Coping with Infertility: Sex on Demand
You may have heard the term "sex on demand" being used in discussions about infertility. Indeed, one of the struggles couples experiencing problems trying to conceive often face is a loss of romance when it comes to sexual intimacy.
Sex becomes necessary for the purpose of conception and may start to seem mechanical. This in turn can lead to added stress among couples getting pregnant, and may even lead to sexual dysfunction, which can particularly affect male fertility.
What is 'Sex on Demand'?
When a couple is experiencing infertility for relatively long periods of time, the desire to conceive often seems to overpower the desire to be intimate. When trying to conceive or when undergoing infertility treatment, conception sex can feel like 'sex on demand' as a result of a variety of pressures.

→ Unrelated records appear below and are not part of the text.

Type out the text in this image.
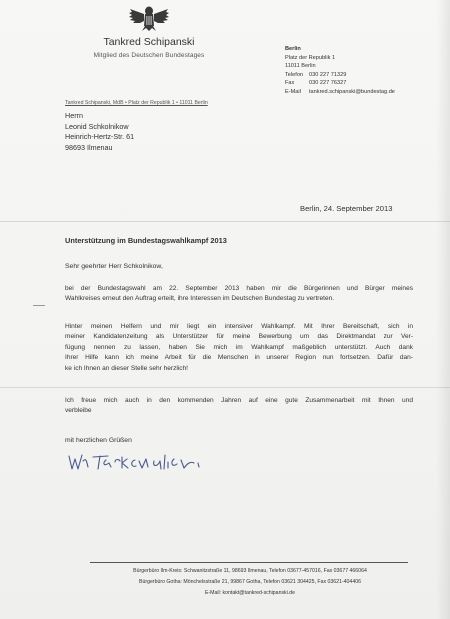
Tankred Schipanski
Mitglied des Deutschen Bundestages
Berlin
Platz der Republik 1
11011 Berlin
Telefon 030 227 71329
Fax	030 227 76327
E-Mail tankred.schipanski@bundestag.de
Tankred Schipanski, MdB • Platz der Republik 1 • 11011 Berlin
Herrn
Leonid Schkolnikow
Heinrich-Hertz-Str. 61
98693 Ilmenau
Berlin, 24. September 2013
Unterstützung im Bundestagswahlkampf 2013
Sehr geehrter Herr Schkolnikow,
bei der Bundestagswahl am 22. September 2013 haben mir die Bürgerinnen und Bürger meines
Wahlkreises erneut den Auftrag erteilt, ihre Interessen im Deutschen Bundestag zu vertreten.
Hinter meinen Helfern und mir liegt ein intensiver Wahlkampf. Mit Ihrer Bereitschaft, sich in
meiner Kandidatenzeitung als Unterstützer für meine Bewerbung um das Direktmandat zur Ver-
fügung nennen zu lassen, haben Sie mich im Wahlkampf maßgeblich unterstützt. Auch dank
Ihrer Hilfe kann ich meine Arbeit für die Menschen in unserer Region nun fortsetzen. Dafür dan-
ke ich Ihnen an dieser Stelle sehr herzlich!
Ich freue mich auch in den kommenden Jahren auf eine gute Zusammenarbeit mit Ihnen und
verbleibe
mit herzlichen Grüßen
Bürgerbüro Ilm-Kreis: Schwanitzstraße 11, 98693 Ilmenau, Telefon 03677-457016, Fax 03677 466064
Bürgerbüro Gotha: Mönchelsstraße 21, 99867 Gotha, Telefon 03621 304425, Fax 03621-404406
E-Mail: kontakt@tankred-schipanski.de
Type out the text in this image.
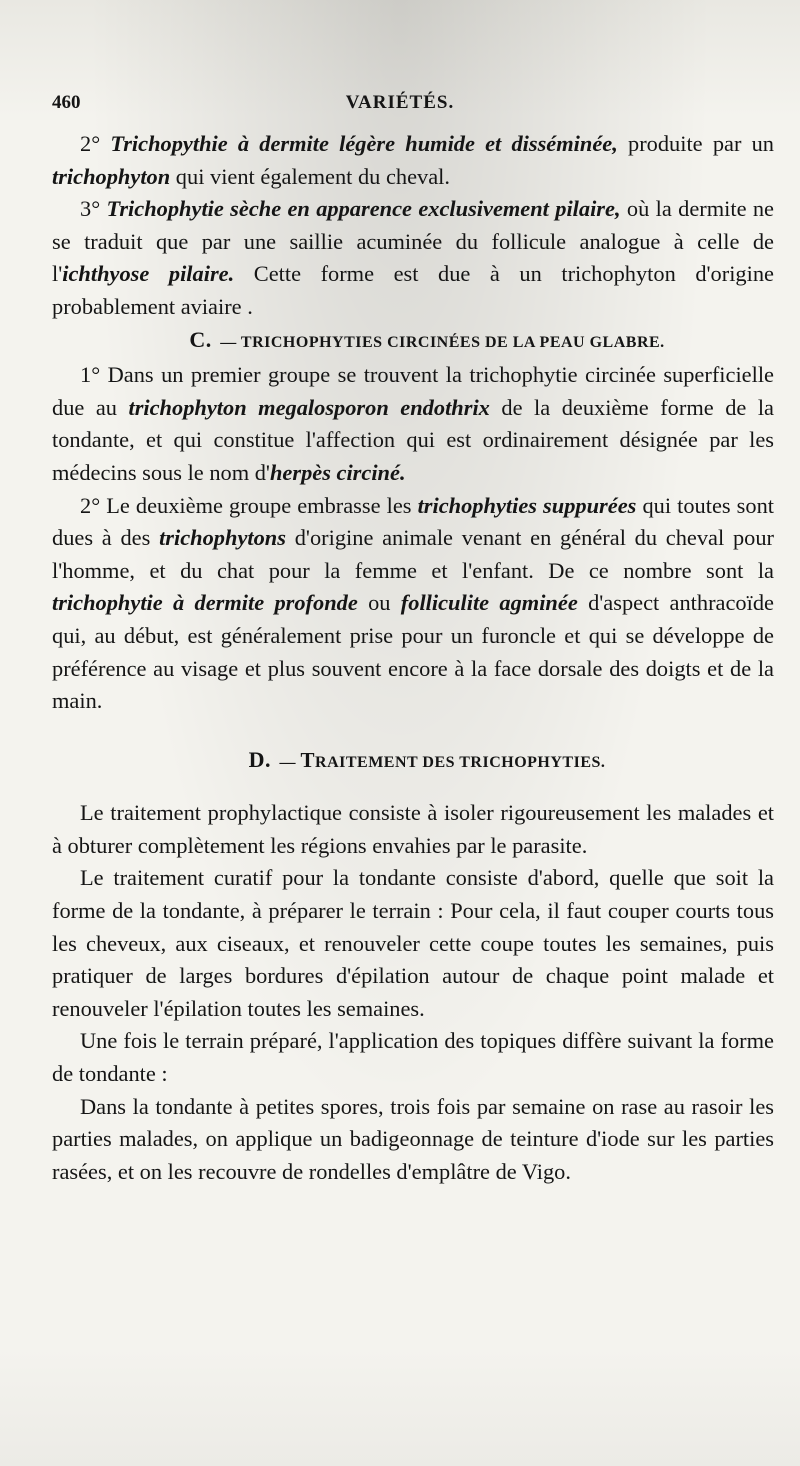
460	VARIÉTÉS.

2° Trichopythie à dermite légère humide et disséminée, produite par un trichophyton qui vient également du cheval.

3° Trichophytie sèche en apparence exclusivement pilaire, où la dermite ne se traduit que par une saillie acuminée du follicule analogue à celle de l'ichthyose pilaire. Cette forme est due à un trichophyton d'origine probablement aviaire .

C. — TRICHOPHYTIES CIRCINÉES DE LA PEAU GLABRE.

1° Dans un premier groupe se trouvent la trichophytie circinée superficielle due au trichophyton megalosporon endothrix de la deuxième forme de la tondante, et qui constitue l'affection qui est ordinairement désignée par les médecins sous le nom d'herpès circiné.

2° Le deuxième groupe embrasse les trichophyties suppurées qui toutes sont dues à des trichophytons d'origine animale venant en général du cheval pour l'homme, et du chat pour la femme et l'enfant. De ce nombre sont la trichophytie à dermite profonde ou folliculite agminée d'aspect anthracoïde qui, au début, est généralement prise pour un furoncle et qui se développe de préférence au visage et plus souvent encore à la face dorsale des doigts et de la main.

D. — TRAITEMENT DES TRICHOPHYTIES.

Le traitement prophylactique consiste à isoler rigoureusement les malades et à obturer complètement les régions envahies par le parasite.

Le traitement curatif pour la tondante consiste d'abord, quelle que soit la forme de la tondante, à préparer le terrain : Pour cela, il faut couper courts tous les cheveux, aux ciseaux, et renouveler cette coupe toutes les semaines, puis pratiquer de larges bordures d'épilation autour de chaque point malade et renouveler l'épilation toutes les semaines.

Une fois le terrain préparé, l'application des topiques diffère suivant la forme de tondante :

Dans la tondante à petites spores, trois fois par semaine on rase au rasoir les parties malades, on applique un badigeonnage de teinture d'iode sur les parties rasées, et on les recouvre de rondelles d'emplâtre de Vigo.
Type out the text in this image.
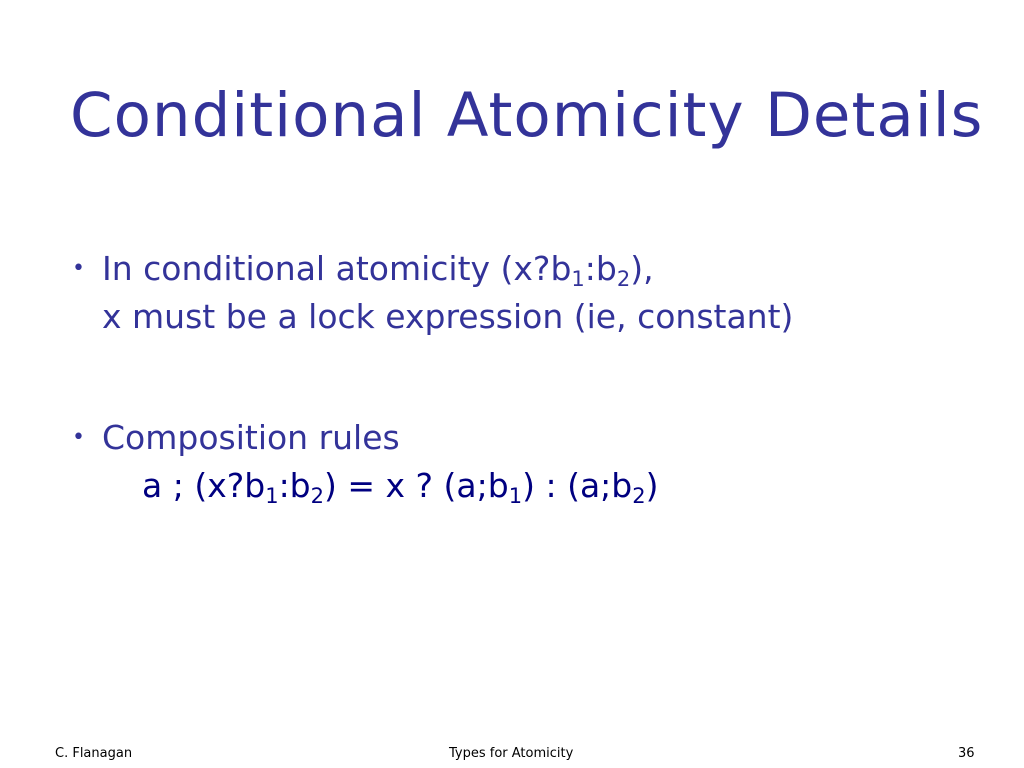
Conditional Atomicity Details
• In conditional atomicity $(x?b_1:b_2)$,
x must be a lock expression (ie, constant)
• Composition rules
a ; $(x?b_1:b_2) = x$ ? $(a;b_1)$ : $(a;b_2)$
C. Flanagan	Types for Atomicity	36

Conception sex often involves specific and scheduled timing to correspond with a woman’s ovulation cycle. In addition, couples often limit themselves to certain sexual positions that are believed to improve the odds of getting pregnant. Timing and pressure can be particularly problematic when one partner has a business trip, is working late or just isn’t in the mood.
Couples who undergo infertility treatment often dread the post-coital test, since intercourse must be scheduled just prior to a visit to the fertility clinic. In addition, many men feel uncomfortable providing semen samples at fertility clinics when going through the various stages of infertility treatment.
All of these factors can contribute to the sense that sex is becoming chore-like, decreasing one’s desire and libido, which can in turn lead to a variety of problems affecting fertility.
Emotions and Sexual Dysfunction
The stress, psychological demands and often physically intrusive procedures of infertility treatment can lead to a variety of emotional responses that can negatively affect male fertility. These responses are perfectly normal, and it is important to keep this in mind when coping with infertility.
Men who have been diagnosed with male factor infertility often feel a sense of inadequacy or that their masculinity is on the line. Some men have feelings of depression, fear, and performance anxiety. Consequently, not only can sexual desire be affected, men may experience sexual dysfunction as a result of infertility.